Tonight Glenn Beck and David Barton, the anti-gay pseudo-historian who inspired Beck's “Black Robe Regiment,” mocked the Supreme Court's reasoning in the 1980 decision invalidating a Kentucky law that required classrooms to display the Ten Commandments. In doing so, they completely misrepresented the ruling.
Barton claimed that the Supreme Court said it “would be unconstitutional” if children read and obeyed the Ten Commandments, which say "[d]on't kill, don't steal, all those terrible things ... that hang in courts of law all over the country":
BECK: I don't know if you've ever heard why the Court says we can't have the Ten Commandments posted in school. Listen to this.
BARTON: Stone V. Graham, 1980, the U.S. Supreme Court said if the posted copies of the Ten Commandments were to have any effect at all it might be to induce the schoolchildren to read them. And if they were to read them they might meditate on them. And if they were to meditate on them they might respect and obey them and that would be unconstitutional. Don't kill, don't steal, all those terrible things that -- all the things that hang in courts of law all over the country.
RABBI DANIEL LAPIN: So in other words it's OK to do the things, you just mustn't think about them.
BARTON: Exactly right.
Barton's interpretation of the ruling misses the point.
In Stone v. Graham, the Supreme Court stated that "[t]he Commandments do not confine themselves to arguably secular matters" and inducing religious behaviors “is not a permissible state objective under the Establishment Clause,” which prohibits the government from making any law “respecting an establishment of religion.”
From the ruling:
The preeminent purpose for posting the Ten Commandments on schoolroom walls is plainly religious in nature. The Ten Commandments are undeniably a sacred text in the Jewish and Christian faiths, [n3] and no legislative recitation of a supposed secular purpose can blind us to that fact. The Commandments do not confine themselves to arguably secular matters, such as honoring one's parents, killing or murder, [p42] adultery, stealing, false witness, and covetousness.
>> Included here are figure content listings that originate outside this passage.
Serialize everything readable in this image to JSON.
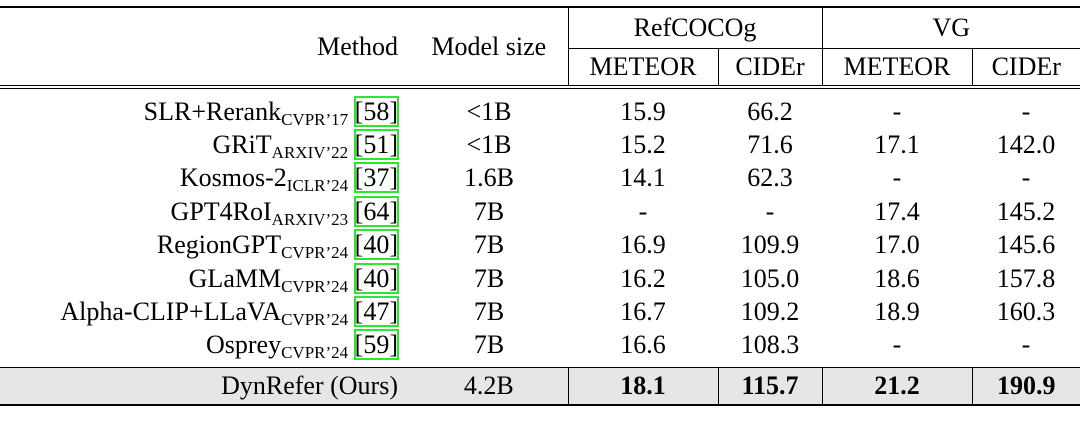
{
  "table": {
    "header": {
      "method": "Method",
      "model_size": "Model size",
      "groups": [
        {
          "name": "RefCOCOg",
          "columns": [
            "METEOR",
            "CIDEr"
          ]
        },
        {
          "name": "VG",
          "columns": [
            "METEOR",
            "CIDEr"
          ]
        }
      ]
    },
    "rows": [
      {
        "method": "SLR+Rerank",
        "venue": "CVPR’17",
        "ref": "[58]",
        "model_size": "<1B",
        "values": [
          "15.9",
          "66.2",
          "-",
          "-"
        ]
      },
      {
        "method": "GRiT",
        "venue": "ARXIV’22",
        "ref": "[51]",
        "model_size": "<1B",
        "values": [
          "15.2",
          "71.6",
          "17.1",
          "142.0"
        ]
      },
      {
        "method": "Kosmos-2",
        "venue": "ICLR’24",
        "ref": "[37]",
        "model_size": "1.6B",
        "values": [
          "14.1",
          "62.3",
          "-",
          "-"
        ]
      },
      {
        "method": "GPT4RoI",
        "venue": "ARXIV’23",
        "ref": "[64]",
        "model_size": "7B",
        "values": [
          "-",
          "-",
          "17.4",
          "145.2"
        ]
      },
      {
        "method": "RegionGPT",
        "venue": "CVPR’24",
        "ref": "[40]",
        "model_size": "7B",
        "values": [
          "16.9",
          "109.9",
          "17.0",
          "145.6"
        ]
      },
      {
        "method": "GLaMM",
        "venue": "CVPR’24",
        "ref": "[40]",
        "model_size": "7B",
        "values": [
          "16.2",
          "105.0",
          "18.6",
          "157.8"
        ]
      },
      {
        "method": "Alpha-CLIP+LLaVA",
        "venue": "CVPR’24",
        "ref": "[47]",
        "model_size": "7B",
        "values": [
          "16.7",
          "109.2",
          "18.9",
          "160.3"
        ]
      },
      {
        "method": "Osprey",
        "venue": "CVPR’24",
        "ref": "[59]",
        "model_size": "7B",
        "values": [
          "16.6",
          "108.3",
          "-",
          "-"
        ]
      }
    ],
    "ours": {
      "method": "DynRefer (Ours)",
      "model_size": "4.2B",
      "values": [
        "18.1",
        "115.7",
        "21.2",
        "190.9"
      ]
    }
  }
}
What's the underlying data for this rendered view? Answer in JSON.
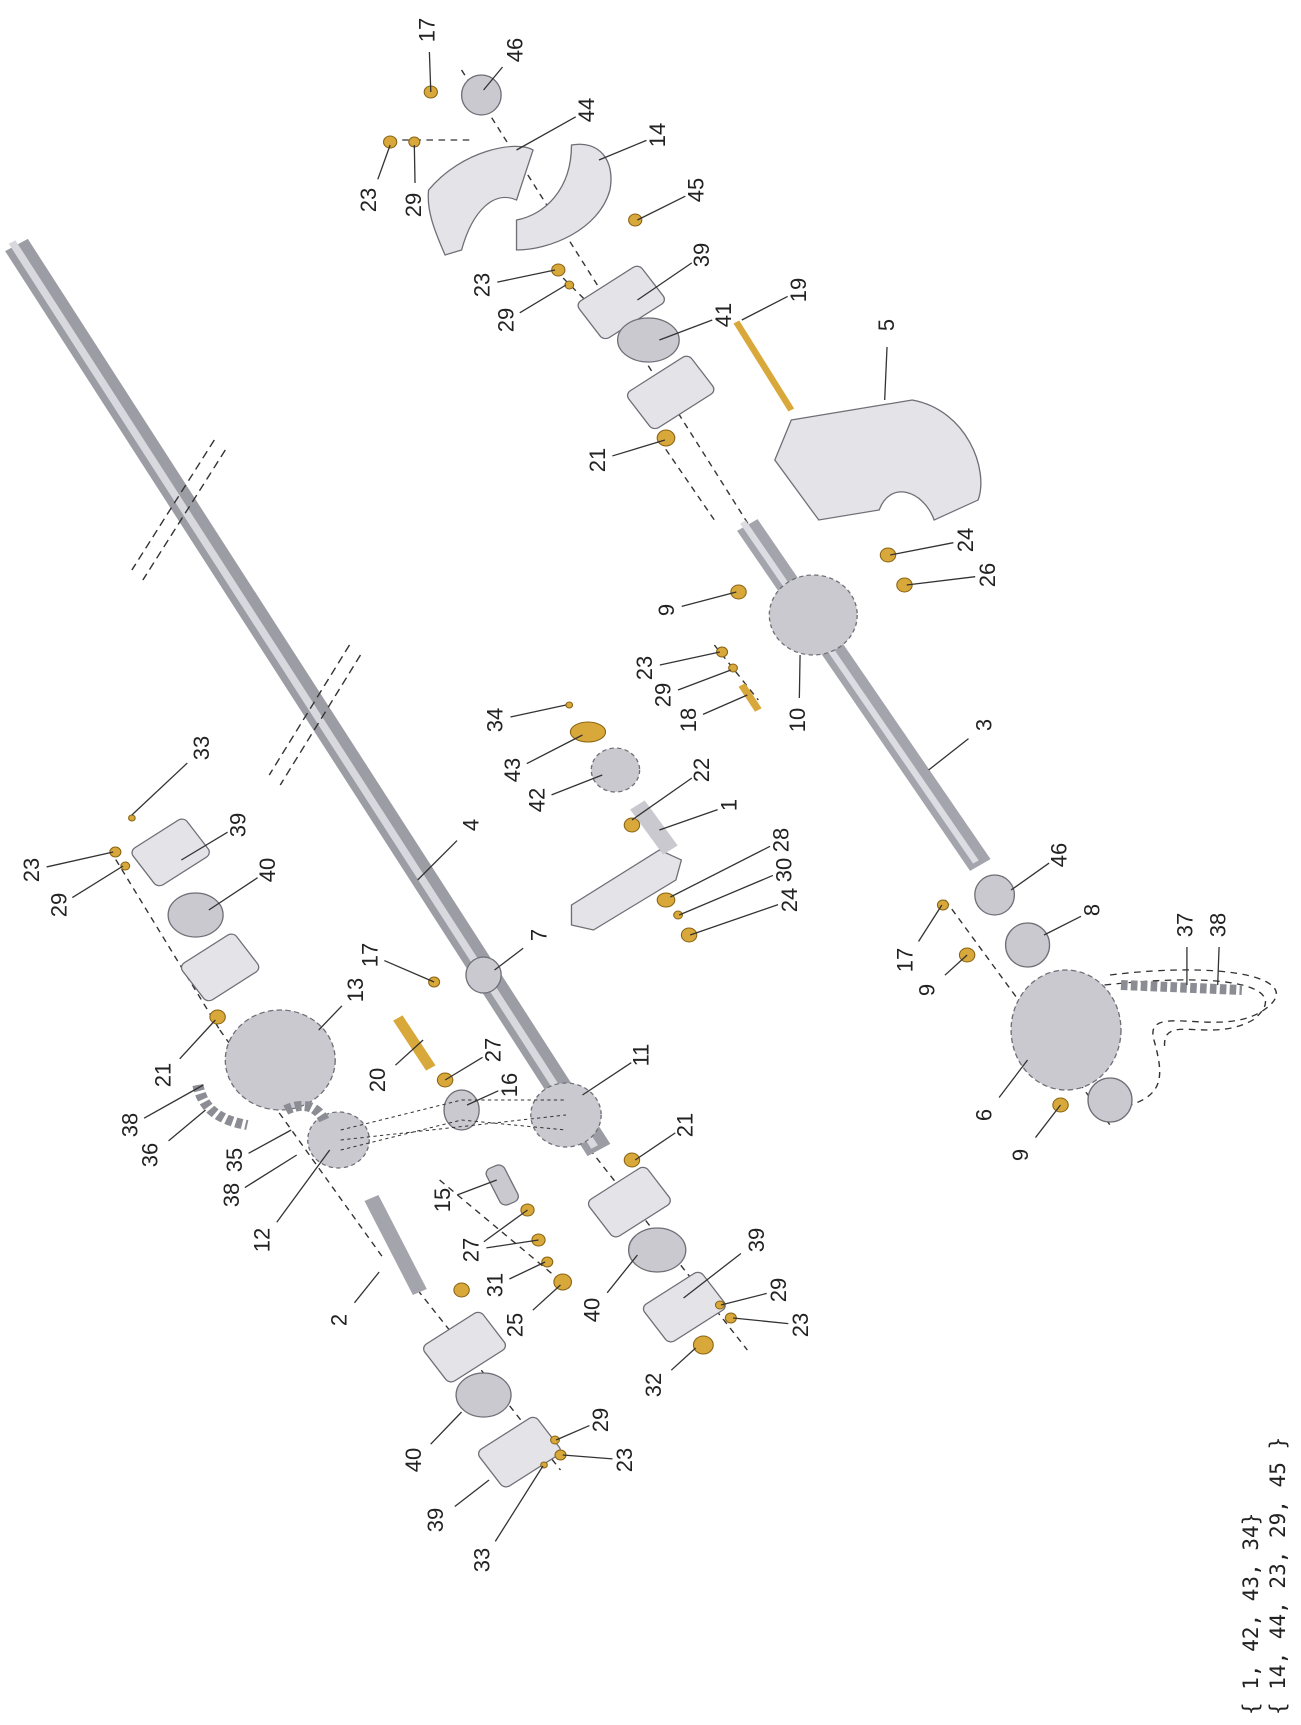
{
  "callouts": [
    "17",
    "46",
    "44",
    "14",
    "23",
    "29",
    "45",
    "39",
    "23",
    "29",
    "41",
    "19",
    "5",
    "21",
    "24",
    "26",
    "9",
    "23",
    "29",
    "18",
    "10",
    "3",
    "34",
    "43",
    "42",
    "22",
    "1",
    "28",
    "30",
    "24",
    "33",
    "23",
    "29",
    "39",
    "40",
    "4",
    "17",
    "7",
    "46",
    "8",
    "17",
    "9",
    "37",
    "38",
    "13",
    "20",
    "27",
    "21",
    "11",
    "16",
    "38",
    "36",
    "35",
    "38",
    "12",
    "21",
    "6",
    "9",
    "15",
    "27",
    "31",
    "25",
    "2",
    "40",
    "39",
    "29",
    "23",
    "32",
    "40",
    "29",
    "23",
    "39",
    "33"
  ],
  "footnotes": [
    "{ 1, 42, 43, 34}",
    "{ 14, 44, 23, 29, 45 }"
  ]
}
See Exodus 20:12-17; Deuteronomy 5:16-21. Rather, the first part of the Commandments concerns the religious duties of believers: worshipping the Lord God alone, avoiding idolatry, not using the Lord's name in vain, and observing the Sabbath Day. See Exodus 20:1-11; Deuteronomy 5:6-15.
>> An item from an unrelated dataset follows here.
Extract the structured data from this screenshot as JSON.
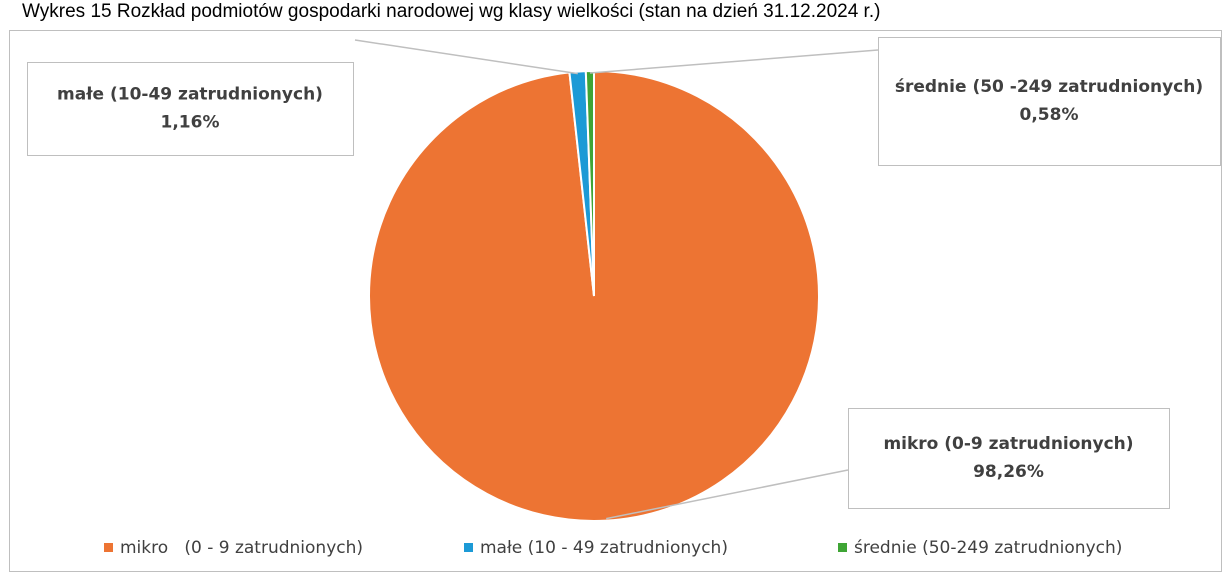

This is not a case in which the Ten Commandments are integrated into the school curriculum, where the Bible may constitutionally be used in an appropriate study of history, civilization, ethics, comparative religion, or the like. Abington School District v. Schempp, supra at 225. Posting of religious texts on the wall serves no such educational function. If the posted copies of the Ten Commandments are to have any effect at all, it will be to induce the schoolchildren to read, meditate upon, perhaps to venerate and obey, the Commandments. However desirable this might be as a matter of private devotion, it is not a permissible state objective under the Establishment Clause.